# 3 Most important things



## tomau

Hi there,

What are the top 3 most important things that you would most likely pack during your travel? 

Cheers


----------



## Dexter

My ID (passport or driving license - depends if I go overseas or travel locally), my money (cash & cards) and enough clothing


----------



## rayeric

There are many important things that I always carry while traveling like credit card, phone, laptop, clothing according to weather, travel guides..........


----------



## tomau

Terrific. Sometimes we do tend to forget the things which are very important to travel.


----------



## dragon

Apart from the necessary travel docs and money, I'd never leave home without my trimmer


----------



## alvin19

i would bring definitely my passport, money and enough clothing to ensure that i would have a great time in my travel..


----------



## Philip

ID, money/credit card and mobile phone...


----------



## rahnjoseph

A travel bag, camper van and my cellphone would be the most priority things that i will carry while my travel.


----------



## Little Mary Moon

Papers, Money and my camera...


----------



## boscodcosta

I would always carry some cash in my wallet beside cash card,my cell phone and any id proof but last not least cell phone charger.


----------



## CeeCee

My camera for sure, clean clothes and purse containing cash/cards/important phone numbers


----------



## accommodationplus

one good thing for those with laptop/camera and phone is a double adaptor or small power-board so all can be charged at once from the one socket!


----------



## justinloe84

Hello Friends...

Traveling is the one that i do mostly in my life...This is because i am a keen backpacker and often visits the new destinations all over the world...The three important things that i always carry are the,

1) E-reader.
2) I-pod.
3) Helmet Camera.

*Justin Loe.*
---------------------


----------



## georgecombey

tomau said:


> Hi there,
> 
> What are the top 3 most important things that you would most likely pack during your travel?
> 
> Cheers


One of the most important thing I do in preparation to a travel is checking if passport renewal is required on my passport. Other important stuff to take care is the visa, things to bring and money.


----------



## SydneyFriend

*Most important things on Travel*

A) Passport and travel tickets, Any other document depending on Purpose of travel
B) Sufficient Cash and Credit Card
C) Contact details/Destination details in mobiles and on Paper (If mobiles goes down), Laptop if u have one.

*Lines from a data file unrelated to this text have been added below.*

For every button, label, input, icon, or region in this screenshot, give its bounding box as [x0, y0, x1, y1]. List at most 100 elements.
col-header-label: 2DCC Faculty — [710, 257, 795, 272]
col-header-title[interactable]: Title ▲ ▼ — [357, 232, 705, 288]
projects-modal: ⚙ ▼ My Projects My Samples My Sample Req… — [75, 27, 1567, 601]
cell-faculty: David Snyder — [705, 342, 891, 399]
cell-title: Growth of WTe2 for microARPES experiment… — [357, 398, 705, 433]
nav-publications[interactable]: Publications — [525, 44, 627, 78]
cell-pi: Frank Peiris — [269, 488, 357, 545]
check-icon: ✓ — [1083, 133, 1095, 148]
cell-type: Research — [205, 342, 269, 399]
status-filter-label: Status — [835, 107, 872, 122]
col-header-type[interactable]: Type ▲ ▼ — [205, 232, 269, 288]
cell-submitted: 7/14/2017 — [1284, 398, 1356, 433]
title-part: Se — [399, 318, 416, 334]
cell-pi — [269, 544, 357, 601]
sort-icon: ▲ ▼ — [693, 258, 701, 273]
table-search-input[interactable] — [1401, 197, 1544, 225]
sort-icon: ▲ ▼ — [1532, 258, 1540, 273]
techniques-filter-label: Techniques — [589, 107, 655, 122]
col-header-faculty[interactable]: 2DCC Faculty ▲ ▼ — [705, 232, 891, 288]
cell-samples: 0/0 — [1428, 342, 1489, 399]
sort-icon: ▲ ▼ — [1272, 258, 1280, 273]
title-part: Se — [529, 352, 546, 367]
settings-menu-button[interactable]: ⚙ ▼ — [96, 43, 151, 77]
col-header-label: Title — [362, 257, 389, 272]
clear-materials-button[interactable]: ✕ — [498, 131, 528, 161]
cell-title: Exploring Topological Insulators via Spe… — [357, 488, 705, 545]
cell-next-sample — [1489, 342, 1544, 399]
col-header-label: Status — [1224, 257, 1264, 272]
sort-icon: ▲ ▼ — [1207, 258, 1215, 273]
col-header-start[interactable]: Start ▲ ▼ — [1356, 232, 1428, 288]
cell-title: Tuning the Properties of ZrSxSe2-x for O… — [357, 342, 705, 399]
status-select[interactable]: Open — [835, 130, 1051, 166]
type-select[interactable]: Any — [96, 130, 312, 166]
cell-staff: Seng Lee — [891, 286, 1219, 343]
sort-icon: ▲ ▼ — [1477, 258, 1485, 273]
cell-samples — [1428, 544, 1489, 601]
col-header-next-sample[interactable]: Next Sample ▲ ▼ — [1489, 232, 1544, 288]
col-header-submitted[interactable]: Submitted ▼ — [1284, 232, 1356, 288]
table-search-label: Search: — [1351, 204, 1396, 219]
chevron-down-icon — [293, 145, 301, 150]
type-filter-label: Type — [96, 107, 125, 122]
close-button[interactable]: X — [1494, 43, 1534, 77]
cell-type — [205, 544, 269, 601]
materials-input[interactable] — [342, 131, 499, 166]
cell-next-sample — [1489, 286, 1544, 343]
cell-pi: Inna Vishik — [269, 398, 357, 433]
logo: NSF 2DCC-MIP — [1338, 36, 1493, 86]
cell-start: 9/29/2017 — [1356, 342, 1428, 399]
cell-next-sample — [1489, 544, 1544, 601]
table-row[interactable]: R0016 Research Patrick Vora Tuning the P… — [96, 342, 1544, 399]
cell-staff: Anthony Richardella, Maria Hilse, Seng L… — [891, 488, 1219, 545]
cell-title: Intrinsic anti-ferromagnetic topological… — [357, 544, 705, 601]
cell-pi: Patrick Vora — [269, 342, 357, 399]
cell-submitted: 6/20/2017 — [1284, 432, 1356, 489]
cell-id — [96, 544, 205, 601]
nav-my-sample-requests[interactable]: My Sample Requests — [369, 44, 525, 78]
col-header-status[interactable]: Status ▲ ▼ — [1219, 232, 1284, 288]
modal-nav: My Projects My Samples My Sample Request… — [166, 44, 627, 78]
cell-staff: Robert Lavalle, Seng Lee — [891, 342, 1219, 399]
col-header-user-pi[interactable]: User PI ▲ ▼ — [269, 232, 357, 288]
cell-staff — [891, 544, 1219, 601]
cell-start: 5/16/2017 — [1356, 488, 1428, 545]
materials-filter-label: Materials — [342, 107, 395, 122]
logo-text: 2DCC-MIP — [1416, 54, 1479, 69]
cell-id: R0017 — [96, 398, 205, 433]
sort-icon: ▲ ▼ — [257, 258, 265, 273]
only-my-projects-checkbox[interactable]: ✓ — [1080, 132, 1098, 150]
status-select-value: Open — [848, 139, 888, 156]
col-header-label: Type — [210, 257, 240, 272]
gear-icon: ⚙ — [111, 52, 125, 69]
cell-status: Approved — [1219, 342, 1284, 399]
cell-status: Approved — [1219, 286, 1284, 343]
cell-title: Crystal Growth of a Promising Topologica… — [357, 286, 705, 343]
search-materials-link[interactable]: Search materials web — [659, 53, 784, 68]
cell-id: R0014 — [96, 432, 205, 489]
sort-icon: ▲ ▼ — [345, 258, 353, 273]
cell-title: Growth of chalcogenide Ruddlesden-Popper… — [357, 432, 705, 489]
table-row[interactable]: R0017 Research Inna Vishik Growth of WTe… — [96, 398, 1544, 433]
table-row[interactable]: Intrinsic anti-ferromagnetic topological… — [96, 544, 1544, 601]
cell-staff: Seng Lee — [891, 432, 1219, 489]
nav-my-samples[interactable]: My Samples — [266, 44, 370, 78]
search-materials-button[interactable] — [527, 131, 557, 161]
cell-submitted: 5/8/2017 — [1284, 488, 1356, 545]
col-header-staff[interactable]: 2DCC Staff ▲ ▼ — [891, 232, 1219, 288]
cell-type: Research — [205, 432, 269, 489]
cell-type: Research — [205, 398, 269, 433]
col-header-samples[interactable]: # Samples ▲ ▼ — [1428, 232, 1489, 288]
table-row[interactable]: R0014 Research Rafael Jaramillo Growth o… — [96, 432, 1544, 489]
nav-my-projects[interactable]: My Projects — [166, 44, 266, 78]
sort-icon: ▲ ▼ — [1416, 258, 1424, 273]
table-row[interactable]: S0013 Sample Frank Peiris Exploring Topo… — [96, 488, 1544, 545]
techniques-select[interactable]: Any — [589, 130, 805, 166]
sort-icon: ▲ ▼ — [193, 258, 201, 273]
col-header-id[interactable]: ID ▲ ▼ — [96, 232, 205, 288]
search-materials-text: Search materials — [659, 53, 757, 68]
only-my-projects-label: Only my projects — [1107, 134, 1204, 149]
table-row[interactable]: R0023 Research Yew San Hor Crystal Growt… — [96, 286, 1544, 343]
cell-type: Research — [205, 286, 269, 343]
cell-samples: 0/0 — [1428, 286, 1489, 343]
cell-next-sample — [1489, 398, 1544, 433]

These are most necessary stuff. All others like clothes, shoes blah blah can be purchased if you have money. 

Mind to pack your back in advance to avoid missing important stuff which will make your life hard in travel.


----------



## sikander

One cannot afford to forget the passport . Others things can be replaced one way or other . But forgetting passport can send the traveler in great trouble .


----------



## dan

camera
something to read
sense of adventure


----------



## BlueGem

Most probably:

My ID
Money
My Ipad


----------



## thejumpingkoala

I.D. especially passport, cash and my mobile phone..


----------